Sunday, October 19, 2025

Alone Together


Amidst all the reasons to put “Go to protest rally” on your to-do list, the first one is to shock you out of your sense that you are carrying the pain of the world alone. Yes, you can get a sense that others feel similar things reading posts on social media or articles or books. But you don’t really know it viscerally in your bones until you show up and feel the energy of 50,000 people gathered together. The understandable despondency and despair and hopelessness we feel with each new assault reported in the mainstream media—Poof! Vanished in a flash. It will come back, for sure, and understandably so. But in that moment of gathering, you feel the tangible power of the group mind carrying the vibration of care and compassion.

 

My first rally yesterday was at Ocean Beach in San Francisco, where a few thousand spelled out with their bodies the message above. I was standing at the wall observing them when someone cranked up John Lennon singing Imagine. As he sang, “You may say I’m a dreamer, but I’m not the only one,” I pointed out to the people on the beach and thought, “You got that right, John!”


There were an estimated 2,600 different rallies across the U.S.— and more internationally in places like Korea and Ireland!— and an estimated 7 million people who took time out of their day to make it clear: “Not in my name.” 7 million! It was the largest known protest in the history of our country!

 

There’s more good news. I’ve been at protests since 1969 and often the dominant energy has been anger and the dominant action is confrontation with police. A lot of ugly (though deserved) name calling from the marchers to the soldiers or police paid to defend the undefendable. In my time the issues included the violation of civil rights, Vietnam war atrocities, homophobia, nuclear arms buildup, the Iraq war, police brutality and murder, women’s rights, environmental destruction. Now with this regime, the issues are equally undefendable and the consequences as serious. But with the growth of our collective frontal lobes, our gradual understanding that violence begets violence no matter how justified it seems, the whole tone of these rallies has changed. There is humor and whimsy and dancing and inflatable animals and an overall life-affirming spirit without diminishing one iota the seriousness of these threats to our democracy. For those brainwashed by the Fox News rhetoric, it’s just possible that it might be hard for them to take seriously the term “terrorists” applied to elder women playing ukeleles, the word “vermin” thrown out to describe the kind nurse who helped you, the lovely teacher who cares for and about your child, the grandparents holding their homemade sign up while sitting in their wheelchair. 
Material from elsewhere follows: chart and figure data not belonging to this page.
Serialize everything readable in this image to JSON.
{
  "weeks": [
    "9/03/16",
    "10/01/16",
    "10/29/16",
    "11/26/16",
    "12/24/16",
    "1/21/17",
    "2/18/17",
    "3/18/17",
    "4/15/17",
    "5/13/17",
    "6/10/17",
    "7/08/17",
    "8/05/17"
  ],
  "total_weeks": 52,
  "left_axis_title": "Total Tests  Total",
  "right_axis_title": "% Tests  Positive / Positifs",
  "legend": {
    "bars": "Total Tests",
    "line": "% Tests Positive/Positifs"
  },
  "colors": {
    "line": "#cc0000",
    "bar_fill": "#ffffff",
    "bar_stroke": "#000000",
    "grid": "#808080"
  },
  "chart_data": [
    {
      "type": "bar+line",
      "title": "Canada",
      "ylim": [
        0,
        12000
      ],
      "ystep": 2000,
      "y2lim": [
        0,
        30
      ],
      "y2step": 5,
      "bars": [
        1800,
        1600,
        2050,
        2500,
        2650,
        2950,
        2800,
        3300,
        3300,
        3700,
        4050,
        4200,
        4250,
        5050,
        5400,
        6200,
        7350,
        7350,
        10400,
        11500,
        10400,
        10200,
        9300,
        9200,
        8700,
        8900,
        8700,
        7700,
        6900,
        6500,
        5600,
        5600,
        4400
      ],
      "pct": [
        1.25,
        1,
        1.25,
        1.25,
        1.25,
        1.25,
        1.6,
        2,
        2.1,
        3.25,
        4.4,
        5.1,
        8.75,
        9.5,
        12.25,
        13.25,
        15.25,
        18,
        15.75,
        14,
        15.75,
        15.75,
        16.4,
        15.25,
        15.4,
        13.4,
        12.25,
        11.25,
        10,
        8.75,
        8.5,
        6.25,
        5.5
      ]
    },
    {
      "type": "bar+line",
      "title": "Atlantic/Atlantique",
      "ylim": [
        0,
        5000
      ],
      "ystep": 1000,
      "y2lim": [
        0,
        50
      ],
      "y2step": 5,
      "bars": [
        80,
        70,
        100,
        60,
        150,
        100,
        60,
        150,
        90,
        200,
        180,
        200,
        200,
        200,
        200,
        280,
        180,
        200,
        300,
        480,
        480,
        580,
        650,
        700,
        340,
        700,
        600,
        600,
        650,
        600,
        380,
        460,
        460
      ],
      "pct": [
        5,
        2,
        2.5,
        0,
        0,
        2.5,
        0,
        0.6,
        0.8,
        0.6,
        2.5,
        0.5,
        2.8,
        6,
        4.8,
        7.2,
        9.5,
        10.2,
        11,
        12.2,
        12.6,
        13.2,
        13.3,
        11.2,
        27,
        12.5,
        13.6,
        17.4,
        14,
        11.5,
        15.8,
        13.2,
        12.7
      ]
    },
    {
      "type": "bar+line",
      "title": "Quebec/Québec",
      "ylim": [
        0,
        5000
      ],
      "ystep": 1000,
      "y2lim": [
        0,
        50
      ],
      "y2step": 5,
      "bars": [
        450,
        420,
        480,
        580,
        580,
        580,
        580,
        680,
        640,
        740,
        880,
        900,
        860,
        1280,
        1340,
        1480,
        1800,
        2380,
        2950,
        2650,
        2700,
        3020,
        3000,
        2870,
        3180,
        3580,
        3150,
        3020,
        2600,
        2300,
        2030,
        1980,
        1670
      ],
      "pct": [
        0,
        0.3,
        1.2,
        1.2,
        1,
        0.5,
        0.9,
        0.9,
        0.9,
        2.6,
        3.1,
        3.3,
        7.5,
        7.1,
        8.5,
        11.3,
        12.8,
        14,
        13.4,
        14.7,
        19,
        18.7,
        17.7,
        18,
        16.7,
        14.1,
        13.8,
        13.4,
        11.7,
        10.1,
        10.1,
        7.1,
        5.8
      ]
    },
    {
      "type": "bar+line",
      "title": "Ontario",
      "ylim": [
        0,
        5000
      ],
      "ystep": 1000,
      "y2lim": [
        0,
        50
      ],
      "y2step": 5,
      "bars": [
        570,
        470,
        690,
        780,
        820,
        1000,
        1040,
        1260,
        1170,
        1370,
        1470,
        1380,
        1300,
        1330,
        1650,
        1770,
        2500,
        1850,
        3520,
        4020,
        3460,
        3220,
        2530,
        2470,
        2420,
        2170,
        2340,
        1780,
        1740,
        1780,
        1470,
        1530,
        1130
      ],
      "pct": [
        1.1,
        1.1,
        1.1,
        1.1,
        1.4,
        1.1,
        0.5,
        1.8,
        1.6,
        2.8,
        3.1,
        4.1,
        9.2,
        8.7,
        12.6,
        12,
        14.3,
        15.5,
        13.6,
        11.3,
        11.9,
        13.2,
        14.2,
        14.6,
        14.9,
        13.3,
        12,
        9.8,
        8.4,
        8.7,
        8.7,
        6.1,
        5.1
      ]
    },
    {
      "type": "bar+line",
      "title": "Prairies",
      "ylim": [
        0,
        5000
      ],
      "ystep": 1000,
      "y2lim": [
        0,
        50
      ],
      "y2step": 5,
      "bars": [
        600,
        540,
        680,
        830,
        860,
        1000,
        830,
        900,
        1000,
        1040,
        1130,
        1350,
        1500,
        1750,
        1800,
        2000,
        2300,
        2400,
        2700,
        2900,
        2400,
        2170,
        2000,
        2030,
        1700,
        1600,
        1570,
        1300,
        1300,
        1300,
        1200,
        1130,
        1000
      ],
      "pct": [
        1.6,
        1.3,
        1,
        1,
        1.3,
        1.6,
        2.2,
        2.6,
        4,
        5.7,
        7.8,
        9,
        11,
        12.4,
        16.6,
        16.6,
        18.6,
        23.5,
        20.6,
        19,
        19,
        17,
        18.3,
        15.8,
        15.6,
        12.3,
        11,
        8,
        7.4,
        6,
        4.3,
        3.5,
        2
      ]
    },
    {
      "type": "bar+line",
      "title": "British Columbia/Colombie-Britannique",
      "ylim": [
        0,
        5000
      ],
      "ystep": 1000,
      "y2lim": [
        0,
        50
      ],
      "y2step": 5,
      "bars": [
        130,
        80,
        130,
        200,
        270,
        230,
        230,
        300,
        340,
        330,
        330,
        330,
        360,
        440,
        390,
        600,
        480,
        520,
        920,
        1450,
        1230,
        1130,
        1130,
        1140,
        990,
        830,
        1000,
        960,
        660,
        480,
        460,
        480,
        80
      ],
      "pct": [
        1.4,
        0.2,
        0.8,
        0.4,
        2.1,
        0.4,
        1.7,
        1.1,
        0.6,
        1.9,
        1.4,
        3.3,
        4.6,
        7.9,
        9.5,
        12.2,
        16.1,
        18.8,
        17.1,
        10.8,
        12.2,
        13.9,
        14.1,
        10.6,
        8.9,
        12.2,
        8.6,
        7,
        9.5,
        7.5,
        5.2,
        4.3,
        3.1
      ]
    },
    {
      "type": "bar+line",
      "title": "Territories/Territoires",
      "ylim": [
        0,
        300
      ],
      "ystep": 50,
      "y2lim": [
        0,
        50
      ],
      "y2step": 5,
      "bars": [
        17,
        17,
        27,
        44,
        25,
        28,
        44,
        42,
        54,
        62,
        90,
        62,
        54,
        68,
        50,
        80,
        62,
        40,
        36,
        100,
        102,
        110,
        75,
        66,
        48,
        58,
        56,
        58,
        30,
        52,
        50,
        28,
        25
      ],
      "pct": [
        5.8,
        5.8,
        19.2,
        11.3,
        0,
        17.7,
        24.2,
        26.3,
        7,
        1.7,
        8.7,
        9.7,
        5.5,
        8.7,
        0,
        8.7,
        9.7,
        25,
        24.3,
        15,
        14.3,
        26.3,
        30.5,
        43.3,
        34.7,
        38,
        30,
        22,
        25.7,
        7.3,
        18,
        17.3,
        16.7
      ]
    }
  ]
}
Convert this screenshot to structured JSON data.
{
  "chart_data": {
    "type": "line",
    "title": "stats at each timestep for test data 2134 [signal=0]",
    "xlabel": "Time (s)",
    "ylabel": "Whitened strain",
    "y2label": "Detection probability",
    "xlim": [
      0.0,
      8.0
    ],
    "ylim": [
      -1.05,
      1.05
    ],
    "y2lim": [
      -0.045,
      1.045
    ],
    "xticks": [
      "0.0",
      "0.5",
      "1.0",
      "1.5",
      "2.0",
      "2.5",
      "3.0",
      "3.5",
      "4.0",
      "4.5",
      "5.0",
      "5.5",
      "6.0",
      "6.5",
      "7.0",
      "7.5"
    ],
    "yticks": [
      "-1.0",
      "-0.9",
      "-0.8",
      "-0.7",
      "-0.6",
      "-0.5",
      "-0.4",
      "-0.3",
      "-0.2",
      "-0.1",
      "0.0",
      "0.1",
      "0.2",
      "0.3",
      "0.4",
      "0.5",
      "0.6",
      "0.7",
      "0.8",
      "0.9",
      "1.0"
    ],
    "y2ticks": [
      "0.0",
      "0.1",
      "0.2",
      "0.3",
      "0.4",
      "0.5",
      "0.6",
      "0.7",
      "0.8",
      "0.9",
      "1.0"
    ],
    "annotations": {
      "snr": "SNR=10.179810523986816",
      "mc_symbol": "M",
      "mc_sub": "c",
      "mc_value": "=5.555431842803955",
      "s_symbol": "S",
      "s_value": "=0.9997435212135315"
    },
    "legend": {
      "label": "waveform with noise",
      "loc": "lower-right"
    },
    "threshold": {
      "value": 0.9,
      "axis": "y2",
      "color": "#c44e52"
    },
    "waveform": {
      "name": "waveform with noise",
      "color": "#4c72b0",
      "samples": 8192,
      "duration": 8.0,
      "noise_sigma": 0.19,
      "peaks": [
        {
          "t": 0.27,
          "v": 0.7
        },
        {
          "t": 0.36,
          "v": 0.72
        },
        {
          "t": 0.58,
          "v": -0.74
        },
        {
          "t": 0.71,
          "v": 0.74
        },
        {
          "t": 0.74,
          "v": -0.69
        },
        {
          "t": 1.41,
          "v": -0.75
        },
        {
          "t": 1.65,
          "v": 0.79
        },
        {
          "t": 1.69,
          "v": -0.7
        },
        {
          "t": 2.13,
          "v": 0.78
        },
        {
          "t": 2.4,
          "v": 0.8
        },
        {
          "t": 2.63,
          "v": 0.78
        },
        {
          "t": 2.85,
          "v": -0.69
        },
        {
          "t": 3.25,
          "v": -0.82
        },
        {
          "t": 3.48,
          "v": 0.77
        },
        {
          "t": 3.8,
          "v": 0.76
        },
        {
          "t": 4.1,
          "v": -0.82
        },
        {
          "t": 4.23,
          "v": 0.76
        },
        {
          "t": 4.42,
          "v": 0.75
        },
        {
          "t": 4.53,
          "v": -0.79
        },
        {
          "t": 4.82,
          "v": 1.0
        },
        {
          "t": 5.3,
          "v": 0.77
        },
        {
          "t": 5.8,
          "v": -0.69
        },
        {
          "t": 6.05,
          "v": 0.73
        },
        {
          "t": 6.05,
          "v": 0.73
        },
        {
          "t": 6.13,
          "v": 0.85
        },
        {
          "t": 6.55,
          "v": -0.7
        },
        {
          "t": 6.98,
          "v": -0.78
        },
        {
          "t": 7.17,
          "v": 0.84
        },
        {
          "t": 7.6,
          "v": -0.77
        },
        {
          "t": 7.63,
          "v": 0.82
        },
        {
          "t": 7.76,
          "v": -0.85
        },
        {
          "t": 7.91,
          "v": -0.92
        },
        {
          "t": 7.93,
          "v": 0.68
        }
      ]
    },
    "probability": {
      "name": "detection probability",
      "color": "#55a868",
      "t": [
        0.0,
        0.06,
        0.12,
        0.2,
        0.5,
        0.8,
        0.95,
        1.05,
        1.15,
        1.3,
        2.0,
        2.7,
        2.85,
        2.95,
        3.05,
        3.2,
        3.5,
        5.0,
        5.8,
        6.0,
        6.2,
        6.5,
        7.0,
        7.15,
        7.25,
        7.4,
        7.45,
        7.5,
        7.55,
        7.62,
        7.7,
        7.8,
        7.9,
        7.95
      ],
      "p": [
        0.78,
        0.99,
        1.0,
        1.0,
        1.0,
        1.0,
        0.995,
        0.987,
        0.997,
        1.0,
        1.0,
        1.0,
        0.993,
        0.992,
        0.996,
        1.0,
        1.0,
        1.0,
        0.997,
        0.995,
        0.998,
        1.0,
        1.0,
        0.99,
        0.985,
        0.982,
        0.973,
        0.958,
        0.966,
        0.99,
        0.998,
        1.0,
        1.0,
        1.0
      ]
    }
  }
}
And another milestone. Not a single arrest, damage to property or act of violence. We were prepared to be taunted by MAGA plants or counter-protestors, but they never came. And if they had, we were ready to not engage, stay calm and march on. 

 

Well into his 90’s, our elder patriot statesman Noam Chomsky modeled how to resist with relentless intelligence. When asked by a student how to change the world, he would smile and say, Start by noticing who benefits when you stop paying attention.”

 

The people wreaking havoc on our world have indeed benefitted enormously (monetarily, at least—we’ll see what St. Peter has to say to them), but now 7 million plus are starting to pay attention. The tide is turning. We are no longer alone. We are alone together.*

 

* Also the name of a great jazz tune.